4. Fitting the Tuned Ensemble

You can now pass this dynamically generated character vector directly into your SuperSurv library. We can combine our tuned ML grid with a baseline Cox model to ensure we always have a linear fallback.

# Combine baseline with our 6 tuned forests
my_ml_library <- c("surv.coxph", rf_grid)

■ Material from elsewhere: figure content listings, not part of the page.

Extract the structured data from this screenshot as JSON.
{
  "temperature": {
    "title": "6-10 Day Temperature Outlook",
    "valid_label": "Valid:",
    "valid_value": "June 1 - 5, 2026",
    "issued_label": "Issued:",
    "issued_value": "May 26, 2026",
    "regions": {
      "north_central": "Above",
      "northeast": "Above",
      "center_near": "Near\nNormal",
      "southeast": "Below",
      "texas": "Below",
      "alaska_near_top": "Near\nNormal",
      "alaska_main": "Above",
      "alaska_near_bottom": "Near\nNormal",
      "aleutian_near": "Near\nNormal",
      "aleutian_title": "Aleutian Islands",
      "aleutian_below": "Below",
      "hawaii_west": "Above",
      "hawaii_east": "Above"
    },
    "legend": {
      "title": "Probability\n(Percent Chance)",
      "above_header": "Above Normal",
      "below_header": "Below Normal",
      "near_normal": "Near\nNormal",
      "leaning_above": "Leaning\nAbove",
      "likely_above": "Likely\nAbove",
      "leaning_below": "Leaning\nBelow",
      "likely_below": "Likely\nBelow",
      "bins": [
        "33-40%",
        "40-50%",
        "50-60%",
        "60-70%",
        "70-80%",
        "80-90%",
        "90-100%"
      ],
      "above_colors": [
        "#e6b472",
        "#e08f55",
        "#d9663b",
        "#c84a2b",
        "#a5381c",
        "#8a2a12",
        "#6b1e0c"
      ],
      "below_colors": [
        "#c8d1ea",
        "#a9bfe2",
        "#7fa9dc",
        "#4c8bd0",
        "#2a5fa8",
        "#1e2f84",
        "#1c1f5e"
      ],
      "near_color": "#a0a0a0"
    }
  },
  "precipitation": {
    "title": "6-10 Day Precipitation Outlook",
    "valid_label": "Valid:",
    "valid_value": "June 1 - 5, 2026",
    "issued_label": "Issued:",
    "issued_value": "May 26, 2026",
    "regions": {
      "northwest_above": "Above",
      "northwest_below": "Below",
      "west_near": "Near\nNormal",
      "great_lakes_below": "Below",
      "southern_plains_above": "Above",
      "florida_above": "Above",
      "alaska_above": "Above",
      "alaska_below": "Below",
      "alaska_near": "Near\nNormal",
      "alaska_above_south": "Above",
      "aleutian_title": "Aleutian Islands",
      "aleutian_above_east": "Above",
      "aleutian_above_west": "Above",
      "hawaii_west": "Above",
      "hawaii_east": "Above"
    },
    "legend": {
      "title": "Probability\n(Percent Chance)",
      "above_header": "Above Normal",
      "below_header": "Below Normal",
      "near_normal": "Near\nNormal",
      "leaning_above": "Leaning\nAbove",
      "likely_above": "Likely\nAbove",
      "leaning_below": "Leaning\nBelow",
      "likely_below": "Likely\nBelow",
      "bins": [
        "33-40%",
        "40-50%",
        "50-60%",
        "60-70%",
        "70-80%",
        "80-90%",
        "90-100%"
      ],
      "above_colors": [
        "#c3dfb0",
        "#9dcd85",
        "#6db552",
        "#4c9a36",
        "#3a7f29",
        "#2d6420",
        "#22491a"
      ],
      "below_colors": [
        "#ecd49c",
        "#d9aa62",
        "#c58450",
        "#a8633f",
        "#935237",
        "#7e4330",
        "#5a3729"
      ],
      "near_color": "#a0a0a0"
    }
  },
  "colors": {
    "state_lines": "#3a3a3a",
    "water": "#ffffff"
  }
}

# Fit the ensemble (pseudo-code)
fit_tuned <- SuperSurv(
  time = train$duration,
  event = train$event,
  X = X_tr,
  newdata = X_te,
  new.times = new.times,
  event.library = my_ml_library,
  cens.library = c("surv.coxph"),
  nFolds = 3
)

# Inspect which hyperparameter combination won!
round(fit_tuned$event.coef, 3)

By leveraging create_grid(), you can easily execute a massive hyperparameter search space across XGBoost, SVMs, or Random Forests, mathematically guaranteeing that your final ensemble minimizes the cross-validated risk without any manual trial-and-error!